Monday, January 6, 2020

When my predictions come true

As I've said before, every now and then some old post will show up with a zillion hits.  No clue why.  But this one popped up the other day.  It's a reflection on the Roy Moore kerfuffle.  Remember him?  The weird cowboy hat wearing, horse riding, revolver wielding caricature of a southern conservative who ran for office?  The same who was accused of statutory rape when we suddenly learned that the Sexual Revolution's 'if she's just seventeen, you know what we mean' principle was now tantamount to rape?

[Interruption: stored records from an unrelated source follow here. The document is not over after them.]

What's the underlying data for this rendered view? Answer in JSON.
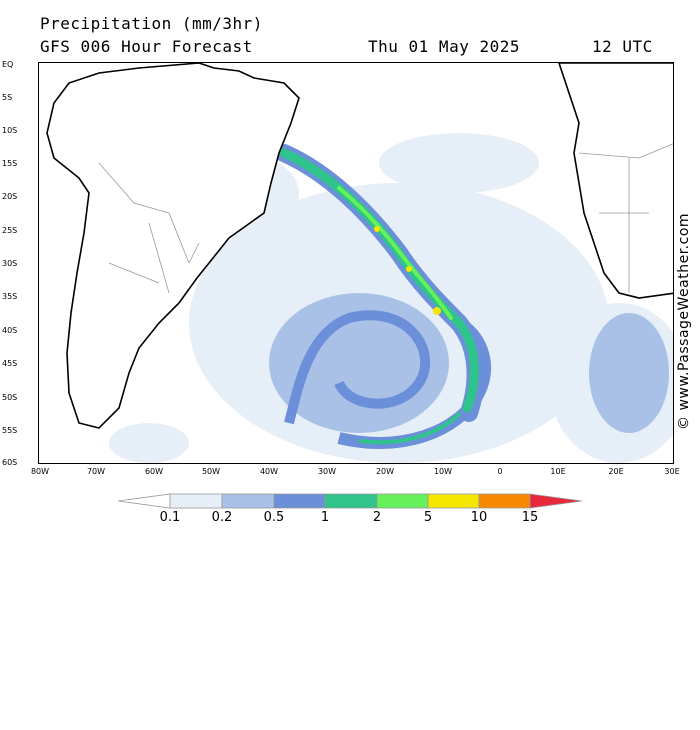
{
  "header": {
    "title": "Precipitation (mm/3hr)",
    "subtitle": "GFS 006 Hour Forecast",
    "valid_date": "Thu 01 May 2025",
    "valid_time": "12 UTC"
  },
  "credit": "© www.PassageWeather.com",
  "axes": {
    "lat_labels": [
      "EQ",
      "5S",
      "10S",
      "15S",
      "20S",
      "25S",
      "30S",
      "35S",
      "40S",
      "45S",
      "50S",
      "55S",
      "60S"
    ],
    "lon_labels": [
      "80W",
      "70W",
      "60W",
      "50W",
      "40W",
      "30W",
      "20W",
      "10W",
      "0",
      "10E",
      "20E",
      "30E"
    ]
  },
  "legend": {
    "ticks": [
      "0.1",
      "0.2",
      "0.5",
      "1",
      "2",
      "5",
      "10",
      "15"
    ],
    "colors": [
      "#ffffff",
      "#e6eef8",
      "#a9c1e6",
      "#6b8fd8",
      "#2ec48c",
      "#66f05a",
      "#f5e600",
      "#f58a00",
      "#e8293c"
    ]
  },
  "map": {
    "region": "South Atlantic",
    "land_color": "#ffffff",
    "coast_color": "#000000",
    "border_color": "#999999"
  }
}
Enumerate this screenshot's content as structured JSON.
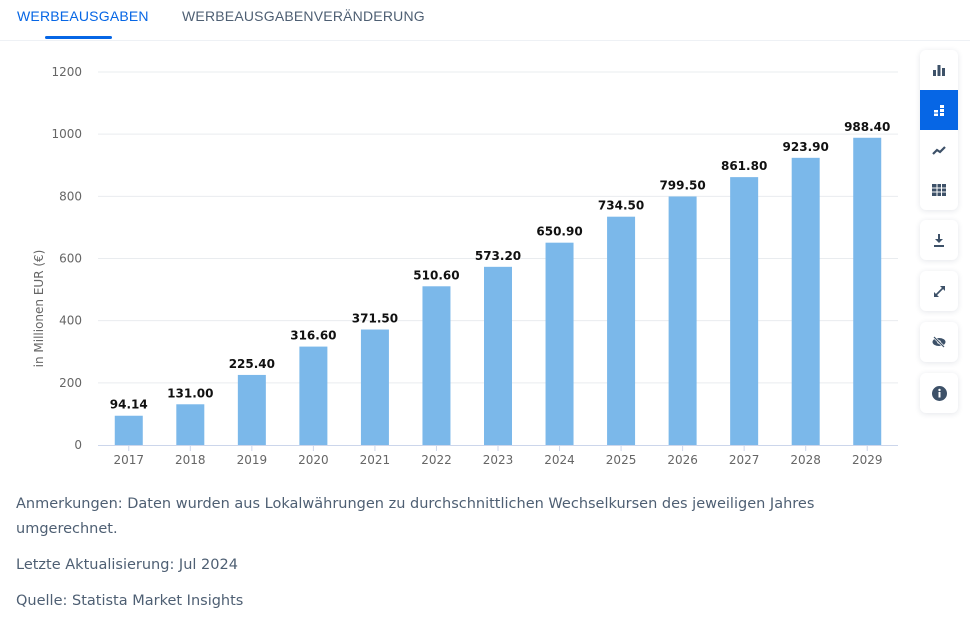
{
  "tabs": [
    {
      "label": "WERBEAUSGABEN",
      "active": true
    },
    {
      "label": "WERBEAUSGABENVERÄNDERUNG",
      "active": false
    }
  ],
  "sidebar": {
    "chart_type_buttons": [
      {
        "icon": "bar-chart-icon",
        "active": false
      },
      {
        "icon": "stacked-bars-icon",
        "active": true
      },
      {
        "icon": "line-chart-icon",
        "active": false
      },
      {
        "icon": "table-icon",
        "active": false
      }
    ],
    "action_buttons": [
      {
        "icon": "download-icon"
      },
      {
        "icon": "fullscreen-icon"
      },
      {
        "icon": "hide-icon"
      },
      {
        "icon": "info-icon"
      }
    ]
  },
  "colors": {
    "accent": "#0666e5",
    "bar": "#7bb8ea",
    "icon": "#3d5168",
    "text_muted": "#4e5f73"
  },
  "notes": {
    "remarks": "Anmerkungen: Daten wurden aus Lokalwährungen zu durchschnittlichen Wechselkursen des jeweiligen Jahres umgerechnet.",
    "last_update": "Letzte Aktualisierung: Jul 2024",
    "source": "Quelle: Statista Market Insights"
  },
  "chart_data": {
    "type": "bar",
    "title": "",
    "xlabel": "",
    "ylabel": "in Millionen EUR (€)",
    "categories": [
      "2017",
      "2018",
      "2019",
      "2020",
      "2021",
      "2022",
      "2023",
      "2024",
      "2025",
      "2026",
      "2027",
      "2028",
      "2029"
    ],
    "values": [
      94.14,
      131.0,
      225.4,
      316.6,
      371.5,
      510.6,
      573.2,
      650.9,
      734.5,
      799.5,
      861.8,
      923.9,
      988.4
    ],
    "value_labels": [
      "94.14",
      "131.00",
      "225.40",
      "316.60",
      "371.50",
      "510.60",
      "573.20",
      "650.90",
      "734.50",
      "799.50",
      "861.80",
      "923.90",
      "988.40"
    ],
    "ylim": [
      0,
      1200
    ],
    "yticks": [
      0,
      200,
      400,
      600,
      800,
      1000,
      1200
    ],
    "grid": true,
    "legend": "none"
  }
}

Yeah.  So I read through it, cringing at missed spelling or bad grammar as I often do when I read earlier posts.  But then I came to this:
If [Roy Moore] loses, however, and in a year nothing more is said, no further accusations come out, and nothing is pursued, then I fear we will have seen a McCarthy like character assassination endorsed and supported by our press, our political establishment and, yes, even our religious institutions.  And that cannot be good for our future.
That was my wrap up, if you don't care to stumble through the post itself.  Think on that.  I said if there was no follow up - and there really wasn't - to all these manifold accusations of statutory rape and sex perversion, that it would bode ill.  After all, that would embolden those who wish to use the Kangaroo Court of Appeals as their primary weapon for taking out political opponents in our nation.

What happened after this?   Think Brett Kavanaugh.  A man I don't hold any particular affection for, who nonetheless was subject to the most egregious witch hunt in America since Salem.  And how the press, Trump opponents, pundits, white liberal Catholics, and a host of activists jumped on board!  A single woman making a thirty year old accusation with conflicting memories of the scene and no corroborating evidence except four friendly witnesses who all denied the crime, and on that a swath of our country screamed at Kavanaugh 'burn witch, burn!'.

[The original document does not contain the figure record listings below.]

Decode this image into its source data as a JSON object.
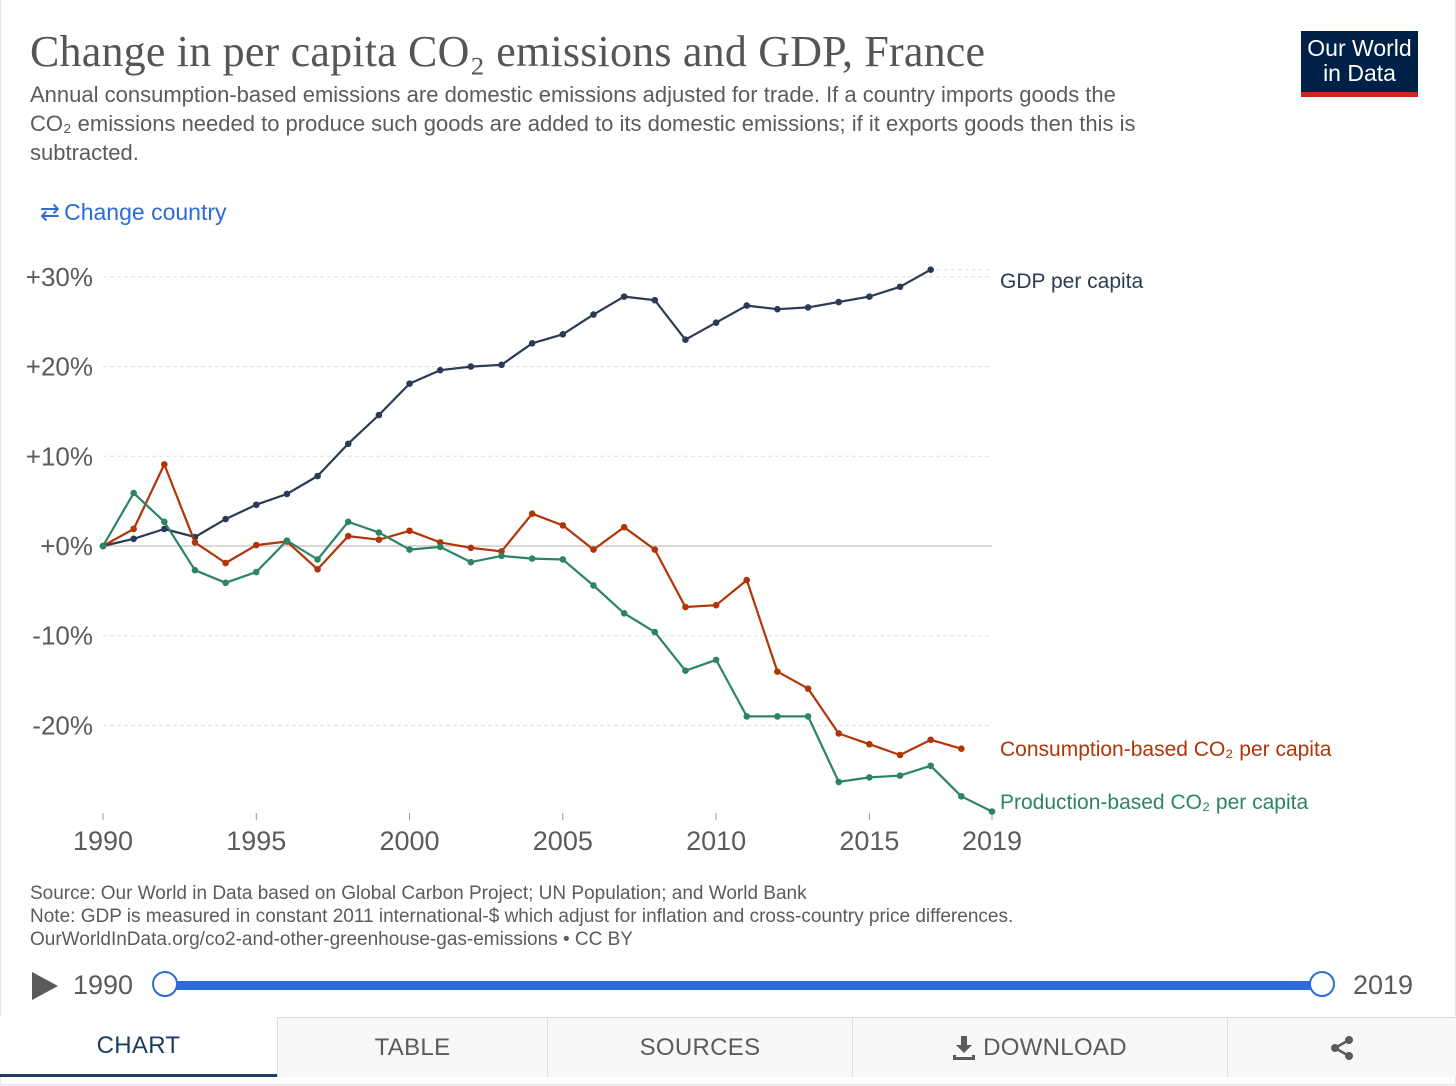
{
  "header": {
    "title": "Change in per capita CO₂ emissions and GDP, France",
    "subtitle_line1": "Annual consumption-based emissions are domestic emissions adjusted for trade. If a country imports goods the",
    "subtitle_line2": "CO₂ emissions needed to produce such goods are added to its domestic emissions; if it exports goods then this is",
    "subtitle_line3": "subtracted.",
    "logo_line1": "Our World",
    "logo_line2": "in Data"
  },
  "controls": {
    "change_country_icon": "swap-arrows-icon",
    "change_country_glyph": "⇄",
    "change_country_label": "Change country"
  },
  "chart_data": {
    "type": "line",
    "title": "Change in per capita CO₂ emissions and GDP, France",
    "xlabel": "",
    "ylabel": "",
    "xlim": [
      1990,
      2019
    ],
    "ylim": [
      -30,
      33
    ],
    "y_ticks": [
      30,
      20,
      10,
      0,
      -10,
      -20
    ],
    "y_tick_labels": [
      "+30%",
      "+20%",
      "+10%",
      "+0%",
      "-10%",
      "-20%"
    ],
    "x_ticks": [
      1990,
      1995,
      2000,
      2005,
      2010,
      2015,
      2019
    ],
    "x_tick_labels": [
      "1990",
      "1995",
      "2000",
      "2005",
      "2010",
      "2015",
      "2019"
    ],
    "grid": true,
    "legend": "line-end labels on right",
    "series": [
      {
        "name": "GDP per capita",
        "color": "#2b3a55",
        "x": [
          1990,
          1991,
          1992,
          1993,
          1994,
          1995,
          1996,
          1997,
          1998,
          1999,
          2000,
          2001,
          2002,
          2003,
          2004,
          2005,
          2006,
          2007,
          2008,
          2009,
          2010,
          2011,
          2012,
          2013,
          2014,
          2015,
          2016,
          2017
        ],
        "values": [
          0,
          0.8,
          1.9,
          1.0,
          3.0,
          4.6,
          5.8,
          7.8,
          11.4,
          14.6,
          18.1,
          19.6,
          20.0,
          20.2,
          22.6,
          23.6,
          25.8,
          27.8,
          27.4,
          23.0,
          24.9,
          26.8,
          26.4,
          26.6,
          27.2,
          27.8,
          28.9,
          30.8
        ]
      },
      {
        "name": "Consumption-based CO₂ per capita",
        "color": "#b13507",
        "x": [
          1990,
          1991,
          1992,
          1993,
          1994,
          1995,
          1996,
          1997,
          1998,
          1999,
          2000,
          2001,
          2002,
          2003,
          2004,
          2005,
          2006,
          2007,
          2008,
          2009,
          2010,
          2011,
          2012,
          2013,
          2014,
          2015,
          2016,
          2017,
          2018
        ],
        "values": [
          0,
          1.9,
          9.1,
          0.4,
          -1.9,
          0.1,
          0.5,
          -2.6,
          1.1,
          0.7,
          1.7,
          0.4,
          -0.2,
          -0.6,
          3.6,
          2.3,
          -0.4,
          2.1,
          -0.4,
          -6.8,
          -6.6,
          -3.8,
          -14.0,
          -15.9,
          -20.9,
          -22.1,
          -23.3,
          -21.6,
          -22.6
        ]
      },
      {
        "name": "Production-based CO₂ per capita",
        "color": "#2c8465",
        "x": [
          1990,
          1991,
          1992,
          1993,
          1994,
          1995,
          1996,
          1997,
          1998,
          1999,
          2000,
          2001,
          2002,
          2003,
          2004,
          2005,
          2006,
          2007,
          2008,
          2009,
          2010,
          2011,
          2012,
          2013,
          2014,
          2015,
          2016,
          2017,
          2018,
          2019
        ],
        "values": [
          0,
          5.9,
          2.7,
          -2.7,
          -4.1,
          -2.9,
          0.6,
          -1.5,
          2.7,
          1.5,
          -0.4,
          -0.1,
          -1.8,
          -1.1,
          -1.4,
          -1.5,
          -4.4,
          -7.5,
          -9.6,
          -13.9,
          -12.7,
          -19.0,
          -19.0,
          -19.0,
          -26.3,
          -25.8,
          -25.6,
          -24.5,
          -27.9,
          -29.6
        ]
      }
    ]
  },
  "footer": {
    "source": "Source: Our World in Data based on Global Carbon Project; UN Population; and World Bank",
    "note": "Note: GDP is measured in constant 2011 international-$ which adjust for inflation and cross-country price differences.",
    "url_license": "OurWorldInData.org/co2-and-other-greenhouse-gas-emissions • CC BY"
  },
  "timeline": {
    "play_icon": "play-icon",
    "start_year": "1990",
    "end_year": "2019"
  },
  "tabs": {
    "chart": "CHART",
    "table": "TABLE",
    "sources": "SOURCES",
    "download": "DOWNLOAD",
    "download_icon": "download-icon",
    "share_icon": "share-icon"
  }
}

Now we have a president impeached with no clear evidence of a crime committed.  I'm no presidential historian, but I think this is the first time a president has been impeached or tried for impeachment without being accused of committing an actual crime.  Nonetheless, that same swath of our country says that's good.  That's real good.

Things like evidence, accusation of actual crimes, burden of proof, due process, presumption of innocence?  They died within the first 24 hours after The Washington Post published its story about Roy Moore's alleged sex crimes.  Two years later, we're even farther away from caring about anything but the destruction of our opponents through any means possible.  And that never bodes well for anything under the sun.